Tragédias dos esquecidos
Caranguejo Overdrive, encenação d’Aquela Cia. que ganhará nova temporada (Foto: Elisa Mendes)
Os espaços são definidos com precisão e, ao mesmo tempo, escapam a delimitações em Caranguejo Overdrive e Laio & Crísipo, novas montagens d’Aquela Cia. de Teatro, que comemora dez anos de atividade, apresentadas recentemente no Espaço Sesc, no Rio de Janeiro, com direção de Marco André Nunes e texto de Pedro Kosovski. Na primeira, a “ação” se passa no Rio de Janeiro, após a Guerra do Paraguai; na segunda, os personagens se encontram à beira de uma estrada, em lugar remoto.
Entretanto, Caranguejo Overdrive (que voltará à programação no dia 7 de agosto) mostra uma cidade em transformação que, porém, não altera realmente. Ao retornar da guerra, o soldado interpretado por Matheus Macena é informado de que o tempo trouxe mudanças. Mas, apesar de percebê-las numa esfera mais evidente, ele constata a continuidade de perversas estruturas de relação. Numa cena, a atriz Carolina Virgüez dá vazão a um jorro de palavras que dimensiona a perpetuação (folclórica) da corrupção na política nacional. Os acontecimentos não são os mesmos; a lógica de funcionamento, em todo caso, segue idêntica.

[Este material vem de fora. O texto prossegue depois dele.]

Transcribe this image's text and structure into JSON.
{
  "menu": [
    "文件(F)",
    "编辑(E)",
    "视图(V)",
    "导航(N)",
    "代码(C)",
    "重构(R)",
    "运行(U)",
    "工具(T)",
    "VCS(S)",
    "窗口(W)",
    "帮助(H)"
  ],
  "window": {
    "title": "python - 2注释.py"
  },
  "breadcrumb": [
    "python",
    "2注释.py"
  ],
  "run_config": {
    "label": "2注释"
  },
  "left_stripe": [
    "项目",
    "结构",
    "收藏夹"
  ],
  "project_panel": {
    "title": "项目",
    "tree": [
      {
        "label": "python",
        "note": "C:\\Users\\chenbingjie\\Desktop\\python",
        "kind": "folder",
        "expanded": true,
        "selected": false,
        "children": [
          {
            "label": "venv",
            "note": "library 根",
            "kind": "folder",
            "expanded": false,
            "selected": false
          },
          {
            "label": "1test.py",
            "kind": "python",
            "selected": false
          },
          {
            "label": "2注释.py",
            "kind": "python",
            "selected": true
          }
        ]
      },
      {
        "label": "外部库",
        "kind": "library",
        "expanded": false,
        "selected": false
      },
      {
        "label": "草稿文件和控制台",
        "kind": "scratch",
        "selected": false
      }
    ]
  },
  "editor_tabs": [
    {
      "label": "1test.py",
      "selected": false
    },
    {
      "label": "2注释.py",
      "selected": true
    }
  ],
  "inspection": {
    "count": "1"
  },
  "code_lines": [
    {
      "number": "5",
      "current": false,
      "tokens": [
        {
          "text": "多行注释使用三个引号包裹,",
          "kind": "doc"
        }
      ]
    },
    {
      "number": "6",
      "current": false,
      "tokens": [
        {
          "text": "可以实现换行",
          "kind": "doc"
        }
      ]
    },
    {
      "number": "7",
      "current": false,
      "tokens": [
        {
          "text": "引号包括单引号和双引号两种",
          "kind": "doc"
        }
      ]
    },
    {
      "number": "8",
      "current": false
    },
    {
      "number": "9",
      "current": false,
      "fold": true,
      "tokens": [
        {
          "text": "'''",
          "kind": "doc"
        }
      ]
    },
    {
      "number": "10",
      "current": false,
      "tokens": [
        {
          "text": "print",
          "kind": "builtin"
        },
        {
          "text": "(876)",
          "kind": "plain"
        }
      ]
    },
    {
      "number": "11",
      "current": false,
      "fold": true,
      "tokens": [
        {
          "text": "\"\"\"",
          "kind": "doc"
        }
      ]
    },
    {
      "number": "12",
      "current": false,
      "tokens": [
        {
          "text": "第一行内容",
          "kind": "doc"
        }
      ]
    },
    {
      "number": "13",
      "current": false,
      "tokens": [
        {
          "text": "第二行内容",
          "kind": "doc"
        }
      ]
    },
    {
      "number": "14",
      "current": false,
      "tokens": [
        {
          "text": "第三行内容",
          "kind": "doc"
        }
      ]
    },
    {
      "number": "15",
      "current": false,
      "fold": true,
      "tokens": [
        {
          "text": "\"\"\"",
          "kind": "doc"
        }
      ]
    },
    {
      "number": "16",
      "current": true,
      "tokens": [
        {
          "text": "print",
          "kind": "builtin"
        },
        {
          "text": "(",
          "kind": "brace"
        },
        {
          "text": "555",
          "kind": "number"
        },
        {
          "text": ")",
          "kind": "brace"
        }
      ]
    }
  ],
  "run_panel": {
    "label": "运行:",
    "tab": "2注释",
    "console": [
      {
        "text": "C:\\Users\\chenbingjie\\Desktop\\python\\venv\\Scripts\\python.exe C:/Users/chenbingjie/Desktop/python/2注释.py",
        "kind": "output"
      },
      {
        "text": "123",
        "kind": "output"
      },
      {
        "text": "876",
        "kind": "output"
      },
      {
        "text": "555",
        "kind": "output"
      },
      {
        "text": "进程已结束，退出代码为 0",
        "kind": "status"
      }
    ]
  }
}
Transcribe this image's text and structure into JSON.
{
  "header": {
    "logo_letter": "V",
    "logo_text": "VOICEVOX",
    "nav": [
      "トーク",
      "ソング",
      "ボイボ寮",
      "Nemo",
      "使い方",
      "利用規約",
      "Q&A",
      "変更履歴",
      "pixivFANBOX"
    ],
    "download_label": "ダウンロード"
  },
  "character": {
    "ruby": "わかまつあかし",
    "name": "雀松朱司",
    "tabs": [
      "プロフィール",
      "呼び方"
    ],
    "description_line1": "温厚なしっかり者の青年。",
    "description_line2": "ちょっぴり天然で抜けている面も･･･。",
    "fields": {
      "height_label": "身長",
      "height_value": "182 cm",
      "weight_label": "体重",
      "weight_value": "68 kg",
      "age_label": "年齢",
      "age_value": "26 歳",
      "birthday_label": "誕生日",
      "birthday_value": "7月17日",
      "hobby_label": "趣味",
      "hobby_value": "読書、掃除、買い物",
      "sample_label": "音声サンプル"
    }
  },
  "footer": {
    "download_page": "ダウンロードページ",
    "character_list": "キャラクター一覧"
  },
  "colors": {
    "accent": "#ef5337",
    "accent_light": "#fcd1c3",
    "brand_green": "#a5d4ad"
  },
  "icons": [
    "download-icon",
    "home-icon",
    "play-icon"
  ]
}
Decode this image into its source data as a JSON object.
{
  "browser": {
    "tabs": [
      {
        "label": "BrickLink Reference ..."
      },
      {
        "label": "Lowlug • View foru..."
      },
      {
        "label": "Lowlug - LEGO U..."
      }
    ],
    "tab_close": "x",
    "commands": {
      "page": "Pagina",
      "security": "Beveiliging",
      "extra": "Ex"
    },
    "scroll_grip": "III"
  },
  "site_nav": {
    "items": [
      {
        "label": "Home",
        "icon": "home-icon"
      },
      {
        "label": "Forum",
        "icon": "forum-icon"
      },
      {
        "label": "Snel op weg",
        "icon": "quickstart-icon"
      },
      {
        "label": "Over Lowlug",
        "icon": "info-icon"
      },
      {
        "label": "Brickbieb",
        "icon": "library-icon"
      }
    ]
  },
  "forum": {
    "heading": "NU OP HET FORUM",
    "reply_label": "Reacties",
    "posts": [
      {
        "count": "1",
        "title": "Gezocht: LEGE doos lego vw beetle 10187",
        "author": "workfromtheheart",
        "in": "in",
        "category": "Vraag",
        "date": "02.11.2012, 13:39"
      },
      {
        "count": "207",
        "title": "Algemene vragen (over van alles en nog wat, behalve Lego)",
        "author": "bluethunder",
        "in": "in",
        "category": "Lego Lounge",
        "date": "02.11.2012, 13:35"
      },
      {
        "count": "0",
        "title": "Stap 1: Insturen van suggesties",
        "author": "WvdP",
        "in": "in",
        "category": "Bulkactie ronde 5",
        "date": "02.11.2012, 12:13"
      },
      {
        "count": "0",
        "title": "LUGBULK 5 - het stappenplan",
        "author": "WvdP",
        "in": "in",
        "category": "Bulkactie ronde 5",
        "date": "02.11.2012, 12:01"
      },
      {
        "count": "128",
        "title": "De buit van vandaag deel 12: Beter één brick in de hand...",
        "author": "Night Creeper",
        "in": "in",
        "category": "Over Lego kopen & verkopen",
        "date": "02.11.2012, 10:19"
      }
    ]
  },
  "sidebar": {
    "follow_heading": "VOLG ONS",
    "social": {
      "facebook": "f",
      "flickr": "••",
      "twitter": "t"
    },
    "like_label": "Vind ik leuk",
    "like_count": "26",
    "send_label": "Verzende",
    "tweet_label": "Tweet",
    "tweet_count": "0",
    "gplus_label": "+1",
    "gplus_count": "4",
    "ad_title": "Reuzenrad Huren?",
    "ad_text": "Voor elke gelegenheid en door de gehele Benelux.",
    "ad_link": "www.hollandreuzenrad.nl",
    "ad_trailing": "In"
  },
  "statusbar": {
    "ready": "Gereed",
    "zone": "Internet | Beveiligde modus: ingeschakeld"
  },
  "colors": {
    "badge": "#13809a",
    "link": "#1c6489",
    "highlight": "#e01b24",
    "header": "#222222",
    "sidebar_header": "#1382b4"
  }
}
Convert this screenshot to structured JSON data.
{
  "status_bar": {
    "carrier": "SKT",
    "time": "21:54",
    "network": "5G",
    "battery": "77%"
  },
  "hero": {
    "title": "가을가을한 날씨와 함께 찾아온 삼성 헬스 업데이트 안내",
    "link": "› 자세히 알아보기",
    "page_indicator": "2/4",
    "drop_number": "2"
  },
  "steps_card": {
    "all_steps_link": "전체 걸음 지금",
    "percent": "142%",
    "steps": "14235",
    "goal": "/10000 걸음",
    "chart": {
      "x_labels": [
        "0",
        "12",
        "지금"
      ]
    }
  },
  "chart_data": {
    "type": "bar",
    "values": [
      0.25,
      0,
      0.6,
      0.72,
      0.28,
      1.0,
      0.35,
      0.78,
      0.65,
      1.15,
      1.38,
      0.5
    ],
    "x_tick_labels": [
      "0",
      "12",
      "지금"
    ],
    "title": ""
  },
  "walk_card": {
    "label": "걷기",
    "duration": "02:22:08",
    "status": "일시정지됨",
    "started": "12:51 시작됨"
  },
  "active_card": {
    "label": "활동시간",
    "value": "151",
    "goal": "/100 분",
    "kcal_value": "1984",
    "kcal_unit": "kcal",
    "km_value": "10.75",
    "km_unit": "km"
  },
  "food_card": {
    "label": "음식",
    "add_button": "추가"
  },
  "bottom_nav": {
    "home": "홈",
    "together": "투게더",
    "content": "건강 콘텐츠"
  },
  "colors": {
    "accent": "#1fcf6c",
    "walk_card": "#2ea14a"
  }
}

Em Laio & Crísipo, as vitrines de striptease localizadas numa estrada perdida podem remeter ao famoso bairro da Luz Vermelha, em Amsterdã. Há, na montagem, uma utilização consciente de clichês, a julgar pela cenografia (de Aurora dos Campos) e pelos figurinos (de Marcelo Marques), compostos por calças jeans justas e vestido vermelho com fenda. O elo com a contemporaneidade é realçado pelo tom coloquial, quase banal, do texto.
Contudo, as obras não se encerram em contextos determinados. Colocam o público diante de um concentrado de tempos. Em Caranguejo Overdrive, Marco André Nunes e Pedro Kosovski traçam instigante conexão entre o Rio de Janeiro da segunda metade do século XIX e o manguebeat. Já Laio e Crísipo contemplam, de fora, suas próprias jornadas, abarcando também o futuro ao anteciparem o que está por vir – a tragédia de Édipo, a partir do momento em que este, sem saber, matar seu pai, Laio.
Laio & Crísipo: apropriação da tragédia (Foto: João Júlio Melo)
Laio, Crísipo e Jocasta são abordados sem qualquer reverência. Se no passado longínquo permanecem como figuras emblemáticas, no presente surgem mergulhados no anonimato, destituídos de grandiosidade. Não há muita singularidade no triângulo amoroso que formam e o afastamento de um plano especial parece – pelo menos, em certa medida – intencional. Se existe algum problema nessa operação dramatúrgica, reside no fato de a tragédia soar aleatória, ao invés de vinculada à pesquisa do grupo, que montou anteriormente Edypop. Seja como for, ao priorizar Laio e Crísipo, Pedro Kosovski sinaliza o desejo de falar sobre a tragédia dos esquecidos, dos relegados a um destaque bem modesto. Em Caranguejo Overdrive, o protagonista, traumatizado pela guerra (um entre tantos outros), acaba engolido pelo sistema implacável. Os demais personagens despontam por meio de pinceladas, com contornos menos nítidos.
As construções dos dois espetáculos revelam percursos distintos. Em Caranguejo Overdrive, Marco André Nunes extrai de uma espacialidade básica imagens poderosas (como a do homem coberto de lama, imóvel) em cena potencializada por iluminação (de Renato Machado) algo opressiva. Em Laio & Crísipo, investe em partitura musical (direção musical de Felipe Storino, nos dois trabalhos) que contrasta com o arrebatamento, com o tom constantemente exacerbado, da montagem, que busca sintonia com o destemor da juventude, e iluminação (mais uma vez, Renato Machado) frenética, marcada por cores intensas.
Ainda que não seja um espetáculo que valorize particularmente as atuações, Caranguejo Overdrive surpreende com o naturalismo desconcertante de Carolina Virgüez (na passagem em que realiza uma explanação diante da plateia). Fica a impressão de que o sentido de improvisação faz parte da estruturação da interpretação. A construção, ocultada, não aparece para o espectador. Vale mencionar o domínio de Matheus Macena em relação à instabilidade do personagem assombrado pela guerra. Em Laio & Crísipo, Erom Cordeiro, Ravel Andrade e Carolina Ferman estabelecem provocante e catártico jogo de sedução, firmando, principalmente no que se refere ao primeiro ator, presença cuja expressividade transcende a contundência das palavras.